Amidst all the protests around the globe, the tech community is also engaging in some ways. GitHub has announced that they'll replace racially-loaded terms.
This includes dropping terms like "master" and "slave" for alternatives like "main/default/primary" and "secondary;" but also terms like "blacklist" and "whitelist" for "allow list" and "deny/exclude list."
What do you think about this? What other terms do you think should also be changed?
Latest comments (56)
I can see how master/slave could be problematic, but the "master" branch doesn't imply that there are slave branches, and certainly isn't racially loaded, just like a master bedroom doesn't imply there are slave bedrooms.
Either way, it doesn't really make any difference, and seems like a hollow gesture to me, but if it means that diversity increases on GitHub, then I'm all for it.
Is this a joke? I'm not trying to be provocative here but surely this is just insane?
blacklist/whitelist isn't racially loaded at all. There's basically no way to make that argument.
Master/slave. Ok sure, MAYBE you could make that argument. but that implies that no other race has ever been enslaved?
This whole thing sort of seems like a massive virtue signal, to show "wow look how progressive we are" Without actually doing much of anything.
Changing some technical terms isn't going to end racism. It's just going to inconvinence some people. Might not even do that.
I think renaming the "master" branch is,
I wrote more about these in another post.
Good for them. However, there are things that help the victims, and there are things that don't. This one doesn't, and it's probably done for their own image of themselves, to seem like they're doing something. This response is meek, at best, and egoistic, at worst. That's my opinion.
If they truly wanted to help, they would advocate and lobby for abolishment of private prisons and war on drugs, as well as demilitarization of police.
Exactly. GitHub could spend therr time and PR resources to stop their contract with the ICE, and rethink banning based on ethnicity.
Considering that tech has moved towards
workerfor a while, I'm not surprised by the change. Like, boss-worker nodes vs. master-slave nodes. Or even child processes. Things that are under or spawned off of a controlling element have been moving away from historically charged phrasing.I'm glad to see them making progress towards a better way of phrasing, but it makes me think less of them that they're doing it now... There's no way they actually care and aren't just doing it for the pat on the back for being progressive during #blacklivesmatter.
Wait until someone thinks "child process" is offensive because of "child labor".
Exactly. GitHub has far worse social problems to fix than the name of a branch (see point 6 in my post).
Thanks for gathering all of point 4 in one spot! I remember each of those individually, but seeing them all in one place is particularly damning.
I don't know about the point here, though (and similarly point 3 at your write-up). Since language and meaning evolve over time, I don't see an issue with renaming child processes if a lot of people associate it with child labor instead. In that case, it doesn't affect me at all if it stays or if it changes, but it could help people if it changes, so net win. This is also why I see Github's timing as the suspicious part -- they're getting positive feedback and recognition for something that they weren't affected by and a lot of people in what they see as affected populations don't see issue with.
They aren't doing it out of empathy when there's rarely a person affected. They're doing it to look good.
When white people start to care about something, things change REALLY quickly. All we have to do is care about the things that will have a real huge impact on the lives of underrepresented people.
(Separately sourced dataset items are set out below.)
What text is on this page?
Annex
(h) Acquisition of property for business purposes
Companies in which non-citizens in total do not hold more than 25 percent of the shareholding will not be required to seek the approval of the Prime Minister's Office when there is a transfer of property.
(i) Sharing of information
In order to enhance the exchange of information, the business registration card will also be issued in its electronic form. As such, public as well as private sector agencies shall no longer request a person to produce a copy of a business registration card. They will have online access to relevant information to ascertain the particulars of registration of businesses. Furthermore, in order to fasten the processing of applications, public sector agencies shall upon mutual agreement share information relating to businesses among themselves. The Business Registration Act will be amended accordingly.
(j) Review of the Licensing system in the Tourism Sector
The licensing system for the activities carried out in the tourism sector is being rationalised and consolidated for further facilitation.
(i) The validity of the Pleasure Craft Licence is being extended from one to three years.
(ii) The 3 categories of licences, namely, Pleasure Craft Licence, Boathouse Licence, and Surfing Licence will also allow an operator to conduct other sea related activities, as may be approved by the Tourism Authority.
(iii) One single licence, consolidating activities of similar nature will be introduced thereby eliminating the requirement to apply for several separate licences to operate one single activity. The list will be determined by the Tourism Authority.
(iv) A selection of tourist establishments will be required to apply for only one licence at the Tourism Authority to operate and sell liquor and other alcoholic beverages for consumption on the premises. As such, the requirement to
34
It only took world wide protests to change one word. I don't know what we'll need to do real change... Is there even hope?
No reason to stop trying💪
I'd be interested to know whether this idea came forward from a POC. I don't think this would've been the first thing that came to mind for me if asked what Github could do in response to the #Blacklivesmatter movement. I personally don't feel this will accomplish much for POC but I guess changing it won't harm anything.
Probably not. See point 4 in my post.